[Ffmpeg-devel] [PATCH] lowres chroma bug

Trent Piepho xyzzy
Thu Feb 8 14:32:58 CET 2007


On Thu, 8 Feb 2007, Michael Niedermayer wrote:
> On Wed, Feb 07, 2007 at 03:51:22PM -0800, Trent Piepho wrote:
> > >
> > > last time i compared hardcoded registers with gcc-choosen ones, the later
> > > where slower (that was in cabac.h in case you want to proof me wrong, id
> > > be happy if we could get rid of the hardcoded registers there ...)
> >
> > It going to depend a lot on how the code is used.  If your asm will only
> > appear in one place, ie. it's neither a macro nor an inlined function nor
> > in a unrolled loop, etc., the you could just let gcc pick a register and
> > then go back and hardcode that same register.  That should generate the
> > exact same code.
>
> i agree, it should but iam not so sure if it really does if you need
> additional dummy variables for the gcc choosen register case ...

You can see in the resulting code that gcc doesn't generate any loads or
stores to the dummy variable, or even allocate any stack space for it.

> > The advantage comes when the code is a macro or inlined in multiple places.
> > With a hard coded register, the same register must be used each time.  If
> > you let gcc choose, it can pick different registers depending on the
> > context.  In this case, no matter what register you pick, you may do worse
> > than letting gcc pick.
>
> in theory yes, in practice i dont have that much faith in gccs ability to
> select registers better then doing random assignment, and forcing
> input operands to be always in the same register compared to random ones
> can avoid some instrucions

At least in simple cases, it is easy to see the gcc register assignment is
much better than random.  Here's an example:
#include <string.h>
int foo()
{
    int a, b;
    void *d, *s;

    asm("# a = %0, b = %1" : "=r"(a), "=r"(b));     /*block 1*/
    bar(a);
    asm("# read a = %0 b = %1" :: "r"(a), "r"(b));

    asm("# s = %0, d = %1" : "=r"(s), "=r"(d));     /*block 2*/
    bzero(d, 32);

    asm("# a = %0, b = %1" : "=r"(a), "=r"(b) : "r"(s)); /*block 3*/
    return a;
}

In block 1, a and b need to keep their values across the call to bar().
gcc generates:
        # a = %ebx, b = %esi    # a, b
        pushl   %ebx    # a
        call    bar     #
        # read a = %ebx b = %esi        # a, b

It choose ebx and esi because those are callee saved registers and do not
need to be saved and re-loaded across the call to bar().  If the call to
bar() is commented out, it will choose edx and eax instead.

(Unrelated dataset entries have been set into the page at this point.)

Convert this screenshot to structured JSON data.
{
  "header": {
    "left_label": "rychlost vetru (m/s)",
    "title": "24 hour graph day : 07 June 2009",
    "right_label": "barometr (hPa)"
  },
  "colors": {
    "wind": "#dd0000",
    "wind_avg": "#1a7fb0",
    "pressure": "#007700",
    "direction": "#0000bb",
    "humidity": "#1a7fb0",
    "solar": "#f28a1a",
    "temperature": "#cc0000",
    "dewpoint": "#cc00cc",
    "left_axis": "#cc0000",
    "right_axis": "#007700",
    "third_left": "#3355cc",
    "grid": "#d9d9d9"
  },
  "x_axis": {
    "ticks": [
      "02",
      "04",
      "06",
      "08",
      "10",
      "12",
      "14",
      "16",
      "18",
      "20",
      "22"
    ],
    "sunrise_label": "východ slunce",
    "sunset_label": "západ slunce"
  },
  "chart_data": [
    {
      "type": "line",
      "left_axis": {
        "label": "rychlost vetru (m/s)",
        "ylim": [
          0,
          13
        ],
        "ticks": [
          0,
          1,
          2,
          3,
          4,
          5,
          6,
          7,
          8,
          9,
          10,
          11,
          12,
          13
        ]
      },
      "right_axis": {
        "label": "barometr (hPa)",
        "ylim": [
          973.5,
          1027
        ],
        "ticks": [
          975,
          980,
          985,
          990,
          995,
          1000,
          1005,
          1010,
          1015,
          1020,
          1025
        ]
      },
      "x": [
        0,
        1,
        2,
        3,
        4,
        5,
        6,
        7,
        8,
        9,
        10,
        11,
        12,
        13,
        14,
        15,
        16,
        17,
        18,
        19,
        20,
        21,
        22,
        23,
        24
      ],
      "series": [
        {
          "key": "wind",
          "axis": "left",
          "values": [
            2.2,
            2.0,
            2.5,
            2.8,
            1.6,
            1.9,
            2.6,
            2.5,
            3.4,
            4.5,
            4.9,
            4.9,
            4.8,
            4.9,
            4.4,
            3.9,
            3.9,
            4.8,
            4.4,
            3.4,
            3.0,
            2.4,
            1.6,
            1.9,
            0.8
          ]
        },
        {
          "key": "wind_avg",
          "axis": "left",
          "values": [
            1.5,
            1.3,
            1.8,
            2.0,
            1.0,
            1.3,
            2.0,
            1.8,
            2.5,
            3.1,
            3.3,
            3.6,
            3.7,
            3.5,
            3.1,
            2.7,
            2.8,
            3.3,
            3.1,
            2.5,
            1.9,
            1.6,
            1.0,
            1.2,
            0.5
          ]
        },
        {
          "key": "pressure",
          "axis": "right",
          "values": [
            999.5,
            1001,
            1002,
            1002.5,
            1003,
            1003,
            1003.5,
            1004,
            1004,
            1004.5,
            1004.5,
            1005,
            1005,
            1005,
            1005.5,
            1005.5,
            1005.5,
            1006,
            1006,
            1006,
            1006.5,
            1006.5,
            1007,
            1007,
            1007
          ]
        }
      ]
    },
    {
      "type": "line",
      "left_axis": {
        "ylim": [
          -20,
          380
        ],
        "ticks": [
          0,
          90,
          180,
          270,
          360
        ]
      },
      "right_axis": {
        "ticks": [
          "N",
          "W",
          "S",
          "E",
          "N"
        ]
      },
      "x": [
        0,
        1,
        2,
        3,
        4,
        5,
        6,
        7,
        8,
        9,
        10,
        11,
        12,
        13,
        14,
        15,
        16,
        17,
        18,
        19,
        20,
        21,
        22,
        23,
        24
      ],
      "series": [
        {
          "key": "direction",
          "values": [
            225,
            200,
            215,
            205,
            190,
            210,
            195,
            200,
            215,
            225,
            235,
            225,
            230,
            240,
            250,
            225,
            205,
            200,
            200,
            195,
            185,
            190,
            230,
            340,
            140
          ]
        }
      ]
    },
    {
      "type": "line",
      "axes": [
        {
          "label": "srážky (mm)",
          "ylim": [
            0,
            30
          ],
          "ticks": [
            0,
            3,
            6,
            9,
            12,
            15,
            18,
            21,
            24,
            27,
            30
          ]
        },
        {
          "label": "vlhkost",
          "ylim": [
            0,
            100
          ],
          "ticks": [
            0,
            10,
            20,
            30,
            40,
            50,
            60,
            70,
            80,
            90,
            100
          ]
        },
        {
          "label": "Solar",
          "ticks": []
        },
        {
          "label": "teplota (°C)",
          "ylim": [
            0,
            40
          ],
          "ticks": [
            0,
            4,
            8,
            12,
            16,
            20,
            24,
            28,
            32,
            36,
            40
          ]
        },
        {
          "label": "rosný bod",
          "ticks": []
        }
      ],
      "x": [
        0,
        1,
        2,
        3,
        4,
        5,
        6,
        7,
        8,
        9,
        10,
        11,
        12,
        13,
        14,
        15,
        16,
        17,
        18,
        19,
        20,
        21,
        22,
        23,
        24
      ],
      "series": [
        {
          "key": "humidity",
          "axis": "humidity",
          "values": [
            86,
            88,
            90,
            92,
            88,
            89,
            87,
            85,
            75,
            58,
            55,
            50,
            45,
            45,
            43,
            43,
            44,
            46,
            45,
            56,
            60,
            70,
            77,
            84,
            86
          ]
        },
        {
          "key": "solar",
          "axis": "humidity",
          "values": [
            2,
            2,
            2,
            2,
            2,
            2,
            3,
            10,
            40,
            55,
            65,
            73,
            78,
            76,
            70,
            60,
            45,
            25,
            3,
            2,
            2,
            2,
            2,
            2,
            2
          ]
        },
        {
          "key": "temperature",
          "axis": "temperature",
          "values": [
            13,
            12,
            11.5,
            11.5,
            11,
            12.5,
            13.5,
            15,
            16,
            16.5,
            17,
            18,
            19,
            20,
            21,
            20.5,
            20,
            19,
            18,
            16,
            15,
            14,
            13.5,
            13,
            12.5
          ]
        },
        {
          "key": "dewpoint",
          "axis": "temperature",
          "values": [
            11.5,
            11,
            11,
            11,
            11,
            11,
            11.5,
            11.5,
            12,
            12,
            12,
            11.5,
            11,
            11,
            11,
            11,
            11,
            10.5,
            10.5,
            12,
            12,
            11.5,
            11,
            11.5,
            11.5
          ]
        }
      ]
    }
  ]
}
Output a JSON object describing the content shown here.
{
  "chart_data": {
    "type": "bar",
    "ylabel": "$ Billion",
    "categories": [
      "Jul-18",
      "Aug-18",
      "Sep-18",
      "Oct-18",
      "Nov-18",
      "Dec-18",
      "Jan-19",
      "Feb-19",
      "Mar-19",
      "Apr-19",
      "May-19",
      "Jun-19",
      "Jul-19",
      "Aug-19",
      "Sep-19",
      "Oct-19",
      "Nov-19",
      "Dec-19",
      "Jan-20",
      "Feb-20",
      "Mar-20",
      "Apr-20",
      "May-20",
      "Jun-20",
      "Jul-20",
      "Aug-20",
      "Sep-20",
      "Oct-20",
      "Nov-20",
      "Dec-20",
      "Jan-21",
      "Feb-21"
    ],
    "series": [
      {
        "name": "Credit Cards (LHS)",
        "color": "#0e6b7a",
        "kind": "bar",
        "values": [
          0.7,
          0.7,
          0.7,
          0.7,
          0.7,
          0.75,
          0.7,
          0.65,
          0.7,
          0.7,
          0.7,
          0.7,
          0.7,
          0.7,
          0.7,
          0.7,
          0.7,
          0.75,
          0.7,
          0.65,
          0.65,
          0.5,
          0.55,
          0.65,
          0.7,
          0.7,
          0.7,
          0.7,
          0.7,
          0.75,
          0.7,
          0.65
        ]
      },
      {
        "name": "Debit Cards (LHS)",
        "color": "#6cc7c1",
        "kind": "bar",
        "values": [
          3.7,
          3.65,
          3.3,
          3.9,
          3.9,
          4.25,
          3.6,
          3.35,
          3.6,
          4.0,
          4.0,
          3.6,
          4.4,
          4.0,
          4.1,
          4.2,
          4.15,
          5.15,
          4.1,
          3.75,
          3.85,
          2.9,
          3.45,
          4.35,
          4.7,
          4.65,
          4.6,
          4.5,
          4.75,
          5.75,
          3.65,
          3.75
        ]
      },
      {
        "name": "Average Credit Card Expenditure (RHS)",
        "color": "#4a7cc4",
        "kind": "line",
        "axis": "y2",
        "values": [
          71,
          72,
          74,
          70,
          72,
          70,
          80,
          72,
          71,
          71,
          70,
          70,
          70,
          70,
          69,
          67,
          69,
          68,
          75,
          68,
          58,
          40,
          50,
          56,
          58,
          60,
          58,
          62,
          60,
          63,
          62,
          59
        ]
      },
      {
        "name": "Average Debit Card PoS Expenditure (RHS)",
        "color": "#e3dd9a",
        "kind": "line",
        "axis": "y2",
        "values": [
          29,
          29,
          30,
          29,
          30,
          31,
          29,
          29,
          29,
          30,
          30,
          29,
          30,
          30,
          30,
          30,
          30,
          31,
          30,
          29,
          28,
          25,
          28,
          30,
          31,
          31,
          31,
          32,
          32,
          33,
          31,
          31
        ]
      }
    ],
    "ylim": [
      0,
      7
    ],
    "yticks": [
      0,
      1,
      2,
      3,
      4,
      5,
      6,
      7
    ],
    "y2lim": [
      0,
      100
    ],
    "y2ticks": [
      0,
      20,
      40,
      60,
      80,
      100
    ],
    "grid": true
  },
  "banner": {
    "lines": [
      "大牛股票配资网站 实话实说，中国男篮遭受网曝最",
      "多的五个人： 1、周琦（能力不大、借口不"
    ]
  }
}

In block 2, gcc will emit an inline version of bzero using rep stosl, which
must write to the address edi, and so gcc will assign edi to d.  Change the
bzero to use s or a or b, and then that variable will be assigned edi.
Comment out the bzero, and gcc will just use eax/edx.

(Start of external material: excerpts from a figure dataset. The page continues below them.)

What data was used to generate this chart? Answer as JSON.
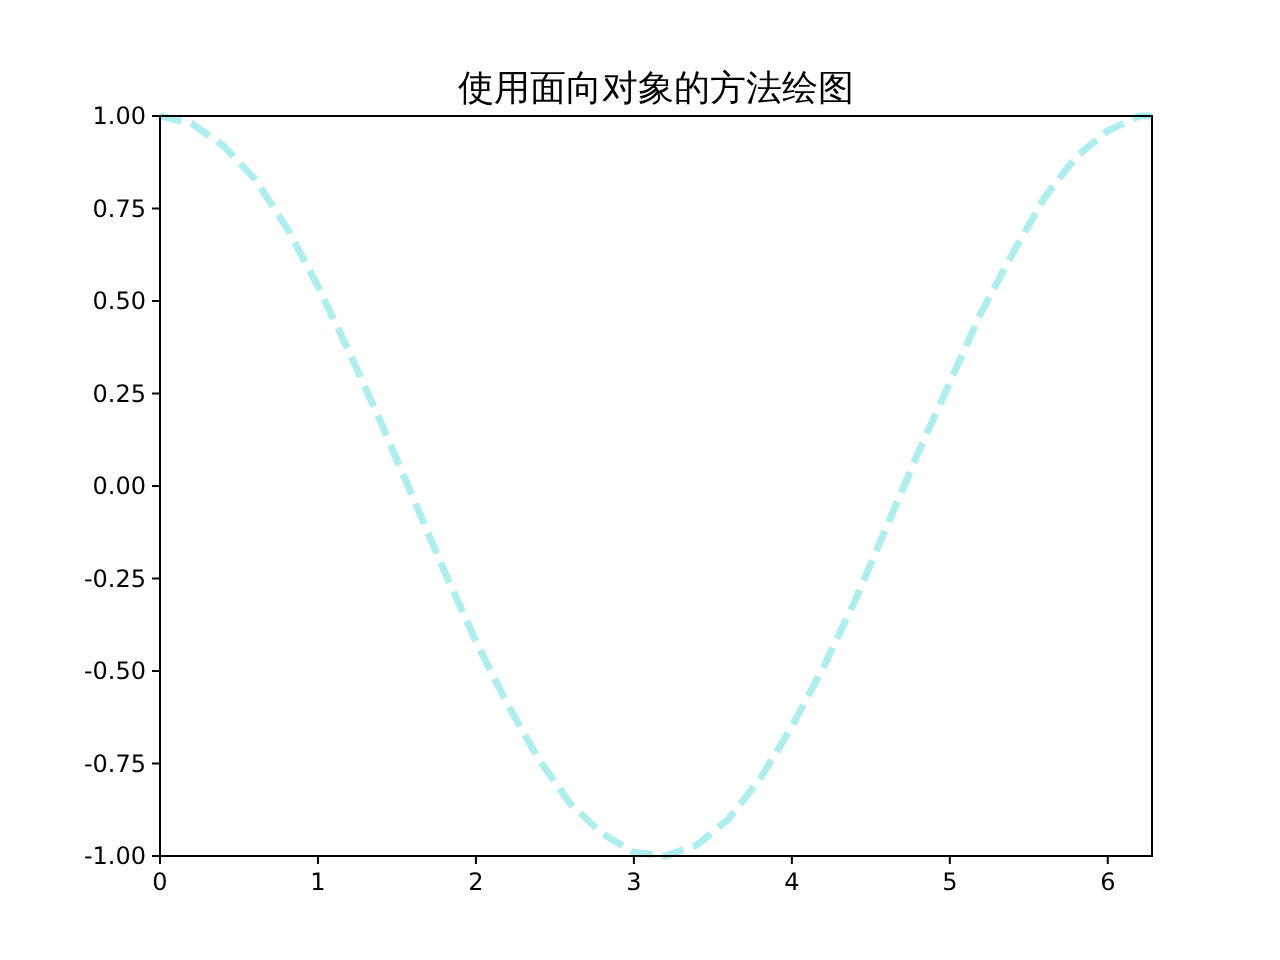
{
  "chart_data": {
    "type": "line",
    "title": "使用面向对象的方法绘图",
    "x": [
      0,
      0.2,
      0.4,
      0.6,
      0.8,
      1.0,
      1.2,
      1.4,
      1.6,
      1.8,
      2.0,
      2.2,
      2.4,
      2.6,
      2.8,
      3.0,
      3.2,
      3.4,
      3.6,
      3.8,
      4.0,
      4.2,
      4.4,
      4.6,
      4.8,
      5.0,
      5.2,
      5.4,
      5.6,
      5.8,
      6.0,
      6.2,
      6.28
    ],
    "values": [
      1.0,
      0.98,
      0.92,
      0.83,
      0.7,
      0.54,
      0.36,
      0.17,
      -0.03,
      -0.23,
      -0.42,
      -0.59,
      -0.74,
      -0.86,
      -0.94,
      -0.99,
      -1.0,
      -0.97,
      -0.9,
      -0.79,
      -0.65,
      -0.49,
      -0.31,
      -0.11,
      0.09,
      0.28,
      0.47,
      0.63,
      0.78,
      0.89,
      0.96,
      1.0,
      1.0
    ],
    "color": "#afeeee",
    "line_style": "dashed",
    "xlim": [
      0,
      6.28
    ],
    "ylim": [
      -1,
      1
    ],
    "xticks": [
      0,
      1,
      2,
      3,
      4,
      5,
      6
    ],
    "yticks": [
      {
        "value": -1,
        "label": "-1.00"
      },
      {
        "value": -0.75,
        "label": "-0.75"
      },
      {
        "value": -0.5,
        "label": "-0.50"
      },
      {
        "value": -0.25,
        "label": "-0.25"
      },
      {
        "value": 0,
        "label": "0.00"
      },
      {
        "value": 0.25,
        "label": "0.25"
      },
      {
        "value": 0.5,
        "label": "0.50"
      },
      {
        "value": 0.75,
        "label": "0.75"
      },
      {
        "value": 1,
        "label": "1.00"
      }
    ]
  }
}
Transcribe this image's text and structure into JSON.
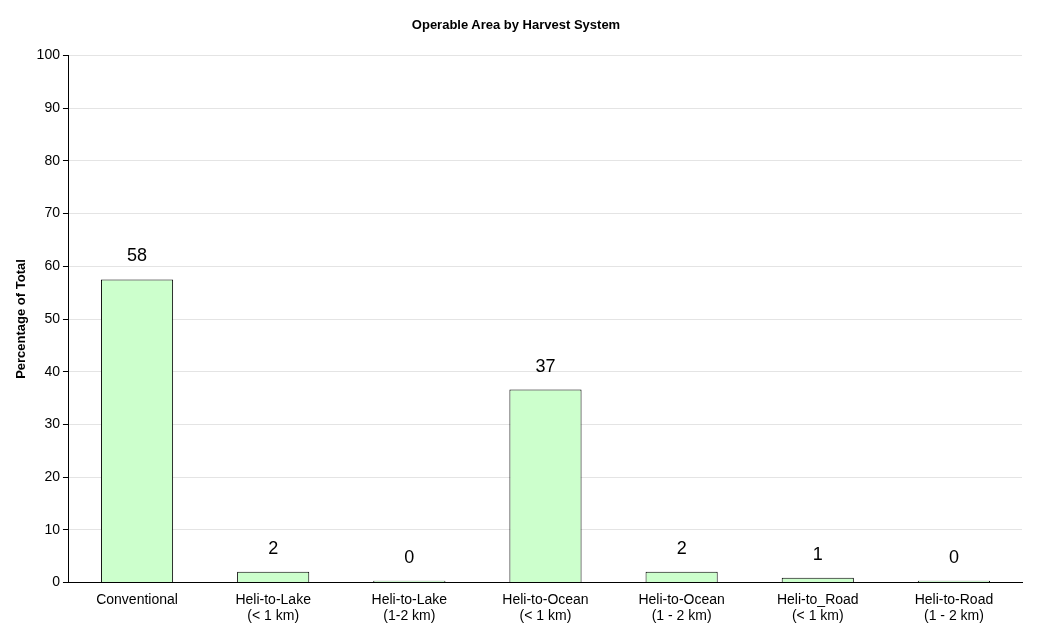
{
  "chart_data": {
    "type": "bar",
    "title": "Operable Area by Harvest System",
    "ylabel": "Percentage of Total",
    "categories": [
      "Conventional",
      "Heli-to-Lake\n(< 1 km)",
      "Heli-to-Lake\n(1-2 km)",
      "Heli-to-Ocean\n(< 1 km)",
      "Heli-to-Ocean\n(1 - 2 km)",
      "Heli-to_Road\n(< 1 km)",
      "Heli-to-Road\n(1 - 2 km)"
    ],
    "values": [
      57.5,
      2.0,
      0.3,
      36.6,
      2.0,
      0.9,
      0.3
    ],
    "value_labels": [
      "58",
      "2",
      "0",
      "37",
      "2",
      "1",
      "0"
    ],
    "color": "#ccffcc",
    "ylim": [
      0,
      100
    ],
    "yticks": [
      0,
      10,
      20,
      30,
      40,
      50,
      60,
      70,
      80,
      90,
      100
    ],
    "grid": "y",
    "legend": false
  }
}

In block 3, a is the return value of the function and so will be put in eax
since that's where the return value needs to go.  Change the function to
return b, and then b will get put in eax.

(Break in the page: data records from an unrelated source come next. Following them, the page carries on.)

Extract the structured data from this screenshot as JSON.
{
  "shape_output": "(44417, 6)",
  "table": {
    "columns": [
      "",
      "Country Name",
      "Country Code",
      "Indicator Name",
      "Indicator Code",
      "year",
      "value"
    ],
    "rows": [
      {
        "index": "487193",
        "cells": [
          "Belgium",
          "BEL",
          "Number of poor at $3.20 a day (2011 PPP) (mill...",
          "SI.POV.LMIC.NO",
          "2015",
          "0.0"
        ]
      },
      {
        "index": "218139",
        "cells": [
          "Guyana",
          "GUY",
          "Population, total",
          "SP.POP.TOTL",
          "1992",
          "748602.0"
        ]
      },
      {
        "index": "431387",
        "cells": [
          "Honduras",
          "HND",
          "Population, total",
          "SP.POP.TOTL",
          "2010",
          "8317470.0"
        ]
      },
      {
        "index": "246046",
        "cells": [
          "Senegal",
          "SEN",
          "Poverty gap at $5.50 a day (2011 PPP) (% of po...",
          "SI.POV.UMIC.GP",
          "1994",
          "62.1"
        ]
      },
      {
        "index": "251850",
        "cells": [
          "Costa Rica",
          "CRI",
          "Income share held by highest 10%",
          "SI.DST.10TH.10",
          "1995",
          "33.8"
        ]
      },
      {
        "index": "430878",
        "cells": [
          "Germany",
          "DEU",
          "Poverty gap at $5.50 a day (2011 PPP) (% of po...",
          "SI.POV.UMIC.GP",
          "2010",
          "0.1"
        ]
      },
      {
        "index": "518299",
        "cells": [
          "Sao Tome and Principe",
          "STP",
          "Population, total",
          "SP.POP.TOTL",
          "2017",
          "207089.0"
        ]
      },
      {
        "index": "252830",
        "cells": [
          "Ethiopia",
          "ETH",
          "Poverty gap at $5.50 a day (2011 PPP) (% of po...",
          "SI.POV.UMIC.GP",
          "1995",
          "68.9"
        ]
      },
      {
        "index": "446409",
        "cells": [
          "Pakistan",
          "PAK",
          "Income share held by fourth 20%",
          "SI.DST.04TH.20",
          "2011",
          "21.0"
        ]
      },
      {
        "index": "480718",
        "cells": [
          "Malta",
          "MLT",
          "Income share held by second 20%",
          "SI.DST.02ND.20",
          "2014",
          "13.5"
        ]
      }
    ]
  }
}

> > Like the inlined put_bits() function in bitstream.h, I think you would get
> > better code if the eax wasn't hardcoded.
>
> well benchmark it and send a patch if its faster

I have no idea how to benchmark that function.  Adding an rdtsc to the code
will totally change the register allocation since it clobbers eax and edx.
Also, better register allocation doesn't make the asm code itself any
faster, the instructions are the same no matter which register they use.
Rather, it makes the code around the asm block faster.  So, you would need
to benchmark all the code that put_bits() is inlined into.  How could that
be done?  You could benchmark the entire program, but I doubt a bit better
code in put_bits() would be measurable against everything else.